ECLI:NL:RBROE:2005:AS9743
Rechtbank Roermond
- Eerste aanleg - enkelvoudig
- Rechtspraak.nl
Vrijspraak van verdachte wegens gebrek aan bewijs voor het verstrekken van geneesmiddelen zonder recept
In deze zaak, behandeld door de Rechtbank Roermond op 2 maart 2005, stond de verdachte terecht op beschuldiging van het voorhanden hebben van ongeregistreerde geneesmiddelen en het verstrekken van een geneesmiddel zonder recept, terwijl dit volgens de Wet op de Geneesmiddelenvoorziening verplicht was. De tenlastelegging omvatte twee feiten: het eerste feit betrof het in bezit hebben van verschillende ongeregistreerde geneesmiddelen, waaronder Viagra en Herceptin, en het tweede feit betrof het afleveren van Herceptin aan een klant in Duitsland zonder het vereiste recept.
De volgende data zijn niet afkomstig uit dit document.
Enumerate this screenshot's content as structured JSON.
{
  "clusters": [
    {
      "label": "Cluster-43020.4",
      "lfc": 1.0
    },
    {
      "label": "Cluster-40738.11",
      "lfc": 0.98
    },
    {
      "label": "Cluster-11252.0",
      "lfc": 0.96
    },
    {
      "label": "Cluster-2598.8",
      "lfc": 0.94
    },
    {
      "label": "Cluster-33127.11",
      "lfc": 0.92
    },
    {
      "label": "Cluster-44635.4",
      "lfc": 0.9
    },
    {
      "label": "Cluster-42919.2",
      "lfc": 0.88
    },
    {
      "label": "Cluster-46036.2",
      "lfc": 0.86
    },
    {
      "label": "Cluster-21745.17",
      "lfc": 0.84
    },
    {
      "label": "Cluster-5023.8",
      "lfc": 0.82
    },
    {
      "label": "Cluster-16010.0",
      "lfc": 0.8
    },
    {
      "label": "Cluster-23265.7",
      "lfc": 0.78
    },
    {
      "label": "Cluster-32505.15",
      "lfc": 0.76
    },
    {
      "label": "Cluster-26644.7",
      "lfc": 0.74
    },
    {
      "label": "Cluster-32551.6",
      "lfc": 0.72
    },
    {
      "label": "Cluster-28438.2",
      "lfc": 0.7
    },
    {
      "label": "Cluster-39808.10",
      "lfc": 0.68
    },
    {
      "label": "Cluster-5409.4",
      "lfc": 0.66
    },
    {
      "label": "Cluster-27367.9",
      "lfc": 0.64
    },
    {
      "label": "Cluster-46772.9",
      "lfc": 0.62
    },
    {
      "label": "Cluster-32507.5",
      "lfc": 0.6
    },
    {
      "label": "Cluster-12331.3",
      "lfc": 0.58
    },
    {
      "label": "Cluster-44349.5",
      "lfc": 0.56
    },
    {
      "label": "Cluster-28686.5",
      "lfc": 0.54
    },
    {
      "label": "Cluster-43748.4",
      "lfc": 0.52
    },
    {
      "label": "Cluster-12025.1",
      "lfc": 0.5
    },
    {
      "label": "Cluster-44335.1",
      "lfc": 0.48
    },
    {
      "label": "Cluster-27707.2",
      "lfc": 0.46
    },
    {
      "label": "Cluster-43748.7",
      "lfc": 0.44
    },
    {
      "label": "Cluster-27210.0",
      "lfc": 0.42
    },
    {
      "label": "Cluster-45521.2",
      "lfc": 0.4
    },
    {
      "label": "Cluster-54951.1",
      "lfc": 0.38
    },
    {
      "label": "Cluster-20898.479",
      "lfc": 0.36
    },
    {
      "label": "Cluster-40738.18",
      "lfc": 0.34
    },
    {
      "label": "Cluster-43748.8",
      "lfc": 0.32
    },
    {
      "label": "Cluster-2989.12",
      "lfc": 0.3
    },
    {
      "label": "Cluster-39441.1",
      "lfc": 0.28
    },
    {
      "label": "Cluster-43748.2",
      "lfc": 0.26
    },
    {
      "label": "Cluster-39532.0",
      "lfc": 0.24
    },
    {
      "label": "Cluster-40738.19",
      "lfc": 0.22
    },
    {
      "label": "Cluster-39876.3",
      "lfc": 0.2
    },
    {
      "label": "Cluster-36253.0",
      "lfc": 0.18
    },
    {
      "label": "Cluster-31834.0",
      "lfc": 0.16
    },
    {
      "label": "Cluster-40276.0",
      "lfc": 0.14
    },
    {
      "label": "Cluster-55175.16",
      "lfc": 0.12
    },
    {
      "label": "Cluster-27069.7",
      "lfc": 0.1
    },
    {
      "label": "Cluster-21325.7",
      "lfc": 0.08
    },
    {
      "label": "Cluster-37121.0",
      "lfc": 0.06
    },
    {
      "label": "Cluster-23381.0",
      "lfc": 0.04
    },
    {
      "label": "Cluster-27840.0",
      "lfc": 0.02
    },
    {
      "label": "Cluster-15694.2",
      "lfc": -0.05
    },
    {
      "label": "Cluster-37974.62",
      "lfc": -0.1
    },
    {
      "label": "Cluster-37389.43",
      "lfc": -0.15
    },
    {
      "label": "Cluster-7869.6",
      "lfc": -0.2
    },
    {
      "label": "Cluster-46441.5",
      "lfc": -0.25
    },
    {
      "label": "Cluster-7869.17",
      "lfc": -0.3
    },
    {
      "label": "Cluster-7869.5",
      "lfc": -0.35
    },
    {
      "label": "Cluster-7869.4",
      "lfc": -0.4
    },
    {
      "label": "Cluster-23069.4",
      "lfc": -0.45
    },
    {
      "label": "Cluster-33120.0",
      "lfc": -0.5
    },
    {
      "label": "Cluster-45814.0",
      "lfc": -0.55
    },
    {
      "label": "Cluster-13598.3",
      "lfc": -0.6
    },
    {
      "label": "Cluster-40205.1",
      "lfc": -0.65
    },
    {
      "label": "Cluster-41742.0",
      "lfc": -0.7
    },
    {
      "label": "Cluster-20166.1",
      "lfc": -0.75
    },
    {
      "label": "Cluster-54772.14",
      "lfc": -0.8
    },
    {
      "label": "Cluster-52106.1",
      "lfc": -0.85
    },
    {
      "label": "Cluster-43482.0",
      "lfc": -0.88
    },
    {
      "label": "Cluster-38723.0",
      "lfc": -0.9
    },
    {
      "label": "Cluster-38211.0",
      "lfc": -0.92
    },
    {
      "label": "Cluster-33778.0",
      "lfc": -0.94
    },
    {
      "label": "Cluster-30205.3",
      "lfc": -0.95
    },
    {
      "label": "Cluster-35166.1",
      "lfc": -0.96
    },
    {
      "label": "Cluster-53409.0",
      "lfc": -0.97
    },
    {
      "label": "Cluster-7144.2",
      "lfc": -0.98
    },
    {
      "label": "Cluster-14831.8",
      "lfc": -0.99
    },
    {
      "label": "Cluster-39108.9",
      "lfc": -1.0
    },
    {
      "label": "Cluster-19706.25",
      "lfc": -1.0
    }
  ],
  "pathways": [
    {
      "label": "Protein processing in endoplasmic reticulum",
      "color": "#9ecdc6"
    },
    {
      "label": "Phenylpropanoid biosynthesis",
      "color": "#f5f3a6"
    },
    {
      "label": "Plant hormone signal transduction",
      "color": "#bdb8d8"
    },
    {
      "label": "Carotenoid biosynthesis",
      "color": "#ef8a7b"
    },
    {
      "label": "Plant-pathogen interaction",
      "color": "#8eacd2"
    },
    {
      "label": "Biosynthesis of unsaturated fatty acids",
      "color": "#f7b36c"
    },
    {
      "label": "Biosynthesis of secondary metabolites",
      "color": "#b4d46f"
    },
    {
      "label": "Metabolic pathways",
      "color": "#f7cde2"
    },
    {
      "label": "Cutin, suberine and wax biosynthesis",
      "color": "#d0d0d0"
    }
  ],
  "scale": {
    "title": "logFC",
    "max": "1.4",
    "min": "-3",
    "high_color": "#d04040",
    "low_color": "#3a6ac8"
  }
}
De rechtbank heeft zich gebogen over de verjaringskwestie van het eerste feit, waarbij werd vastgesteld dat dit feit verjaard was, terwijl het tweede feit net niet verjaard was. De rechter oordeelde dat er onvoldoende bewijs was voor het tweede feit, omdat niet kon worden aangetoond dat Herceptin op de ten laste gelegde datum geregistreerd was als een geneesmiddel dat uitsluitend op recept mocht worden verstrekt. De rechtbank concludeerde dat de verdachte niet wettig en overtuigend kon worden bewezen dat zij het tweede feit had begaan, en sprak haar vrij van deze beschuldiging.
De uitspraak benadrukte de noodzaak van bewijs in strafzaken en de rol van de Wet op de Geneesmiddelenvoorziening in de beoordeling van de tenlastelegging. De rechter verklaarde de officier van justitie niet ontvankelijk in de vervolging van het eerste feit, en de zaak werd afgesloten met de vrijspraak van de verdachte voor het tweede feit.